Senate panel agrees to introduce it for 2015; similar proposals have failed in the past.


SALEM — Oregon lawmakers will consider exempting counties with low populations and slow growth from the statewide land-use planning system in 2015.

The Senate Committee on Rural Communities and Economic Development voted Dec. 8 to introduce this proposal as a bill in the upcoming legislative session.

Under Legislative Concept 919, counties with fewer than 50,000 people in which the population hasn’t increased since the last national census would not have to comply with statewide goals and regulations in their land use plans.

The bill’s goal is to make rural areas more attractive for business development and allow existing companies to expand, creating jobs.

The legislation would affect counties in Eastern Oregon that suffer from higher unemployment and lower incomes than the rest of the state, said Dave Hunnicutt, executive director of the Oregonians In Action property rights group.

“These counties are dying on the vine,” he said.

Their problems are at least partly caused by the statewide land use planning system, which precludes local control, Hunnicutt said.

Rules that may make sense for the Portland metropolitan area or another larger city can “conspire” to empty out small towns already affected by the mechanization of agriculture, farm succession difficulties and other issues, said Rep. Cliff Bentz, R-Ontario.

“One size does not fit all,” said Sen. Bill Hansell, R-Athena.
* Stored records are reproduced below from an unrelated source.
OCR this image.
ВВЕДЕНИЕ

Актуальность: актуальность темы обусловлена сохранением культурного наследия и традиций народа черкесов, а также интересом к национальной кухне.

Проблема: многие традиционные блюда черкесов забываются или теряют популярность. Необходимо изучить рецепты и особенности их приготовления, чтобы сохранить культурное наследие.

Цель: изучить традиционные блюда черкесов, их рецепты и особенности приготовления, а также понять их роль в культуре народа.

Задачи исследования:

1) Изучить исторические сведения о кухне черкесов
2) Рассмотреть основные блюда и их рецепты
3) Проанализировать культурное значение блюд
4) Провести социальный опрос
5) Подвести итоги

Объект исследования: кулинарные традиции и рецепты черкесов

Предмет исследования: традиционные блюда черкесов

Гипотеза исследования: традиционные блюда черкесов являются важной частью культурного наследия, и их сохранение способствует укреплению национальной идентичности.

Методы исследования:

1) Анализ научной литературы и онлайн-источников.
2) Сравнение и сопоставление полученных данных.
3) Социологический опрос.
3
Washington lawmakers have allowed small, non-growing counties to opt out of its own “growth management” land-use planning system, he said. “We don’t have to reinvent the wheel.”

Washington’s Okanogan County opted out of the statewide system and it has developed very similarly to Kittitas County, which also has a small population but opted into the system, said Perry Huston, Okanogan County’s planning director.
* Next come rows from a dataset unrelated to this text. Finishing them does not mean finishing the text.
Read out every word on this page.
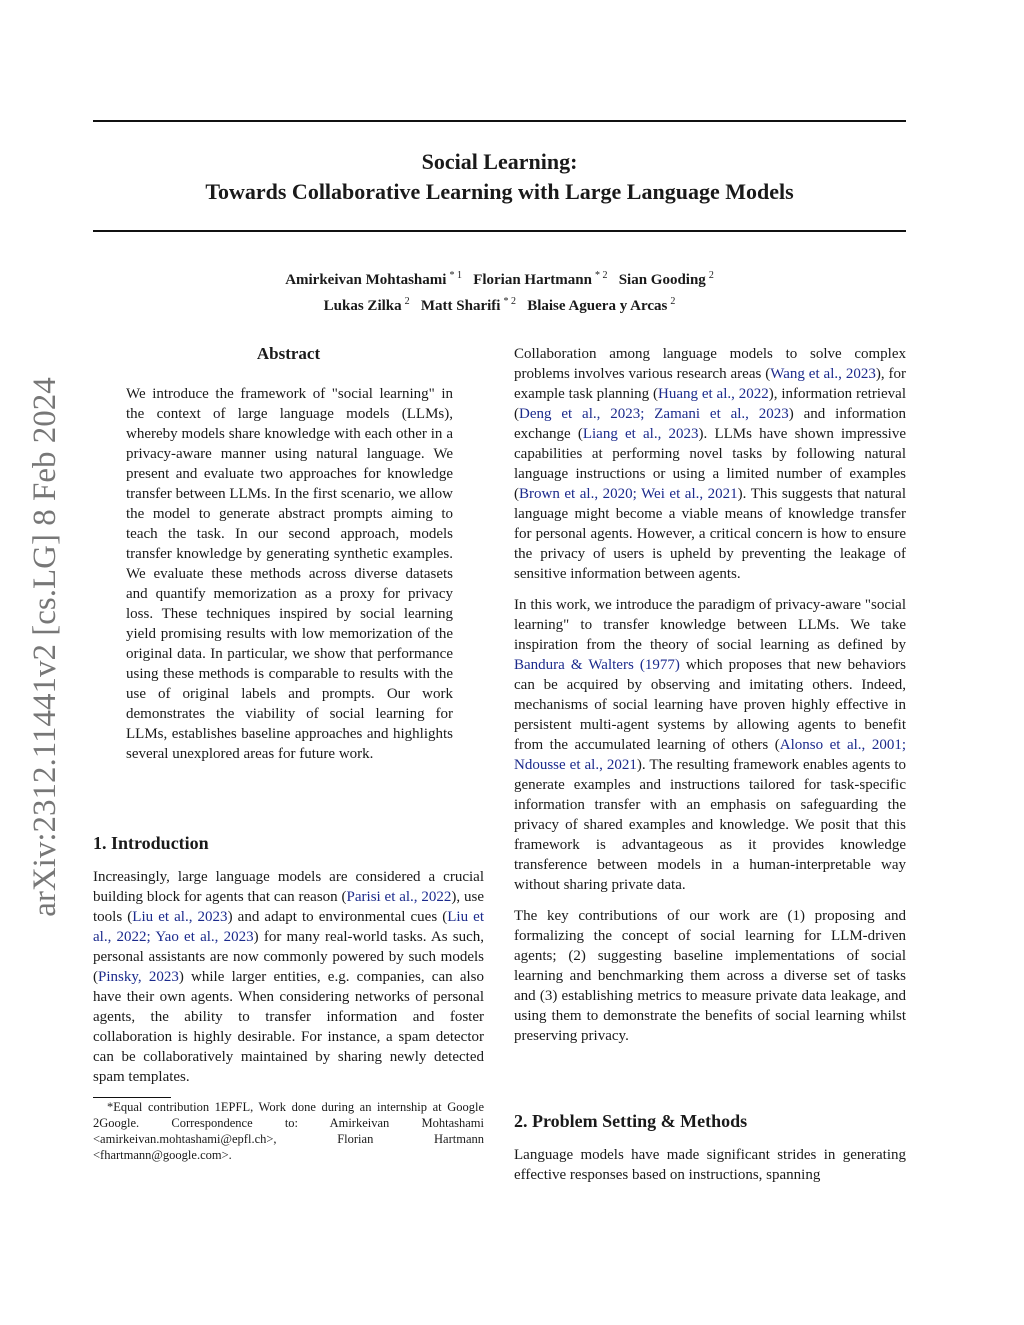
arXiv:2312.11441v2 [cs.LG] 8 Feb 2024
Social Learning:
Towards Collaborative Learning with Large Language Models
Amirkeivan Mohtashami $^{* 1}$ Florian Hartmann $^{* 2}$ Sian Gooding $^2$
Lukas Zilka $^2$ Matt Sharifi $^{* 2}$ Blaise Aguera y Arcas $^2$
Abstract

We introduce the framework of "social learning" in the context of large language models (LLMs), whereby models share knowledge with each other in a privacy-aware manner using natural language. We present and evaluate two approaches for knowledge transfer between LLMs. In the first scenario, we allow the model to generate abstract prompts aiming to teach the task. In our second approach, models transfer knowledge by generating synthetic examples. We evaluate these methods across diverse datasets and quantify memorization as a proxy for privacy loss. These techniques inspired by social learning yield promising results with low memorization of the original data. In particular, we show that performance using these methods is comparable to results with the use of original labels and prompts. Our work demonstrates the viability of social learning for LLMs, establishes baseline approaches and highlights several unexplored areas for future work.

1. Introduction

Increasingly, large language models are considered a crucial building block for agents that can reason (Parisi et al., 2022), use tools (Liu et al., 2023) and adapt to environmental cues (Liu et al., 2022; Yao et al., 2023) for many real-world tasks. As such, personal assistants are now commonly powered by such models (Pinsky, 2023) while larger entities, e.g. companies, can also have their own agents. When considering networks of personal agents, the ability to transfer information and foster collaboration is highly desirable. For instance, a spam detector can be collaboratively maintained by sharing newly detected spam templates.

*Equal contribution 1EPFL, Work done during an internship at Google 2Google. Correspondence to: Amirkeivan Mohtashami <amirkeivan.mohtashami@epfl.ch>, Florian Hartmann <fhartmann@google.com>.

Collaboration among language models to solve complex problems involves various research areas (Wang et al., 2023), for example task planning (Huang et al., 2022), information retrieval (Deng et al., 2023; Zamani et al., 2023) and information exchange (Liang et al., 2023). LLMs have shown impressive capabilities at performing novel tasks by following natural language instructions or using a limited number of examples (Brown et al., 2020; Wei et al., 2021). This suggests that natural language might become a viable means of knowledge transfer for personal agents. However, a critical concern is how to ensure the privacy of users is upheld by preventing the leakage of sensitive information between agents.

In this work, we introduce the paradigm of privacy-aware "social learning" to transfer knowledge between LLMs. We take inspiration from the theory of social learning as defined by Bandura & Walters (1977) which proposes that new behaviors can be acquired by observing and imitating others. Indeed, mechanisms of social learning have proven highly effective in persistent multi-agent systems by allowing agents to benefit from the accumulated learning of others (Alonso et al., 2001; Ndousse et al., 2021). The resulting framework enables agents to generate examples and instructions tailored for task-specific information transfer with an emphasis on safeguarding the privacy of shared examples and knowledge. We posit that this framework is advantageous as it provides knowledge transference between models in a human-interpretable way without sharing private data.

The key contributions of our work are (1) proposing and formalizing the concept of social learning for LLM-driven agents; (2) suggesting baseline implementations of social learning and benchmarking them across a diverse set of tasks and (3) establishing metrics to measure private data leakage, and using them to demonstrate the benefits of social learning whilst preserving privacy.

2. Problem Setting & Methods

Language models have made significant strides in generating effective responses based on instructions, spanning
The difference is that Okanogan County has greater flexibility in responding to opportunities for economic growth, he said. For example, local farmers are able to undertake residential or commercial developments that buttress their finances, Huston said.

Meanwhile, agriculture remains a viable economic sector and nobody has seen the “downfall of planning” in counties that opted out of the system, he said.

Apart from the land-use exemption proposal, the committee agreed to introduce nine other bills during the 2015 legislative session that deal with how certain county road funds are spent, the duties of county clerks, elections procedures, government contracts, natural gas service and Oregon State Fair operations.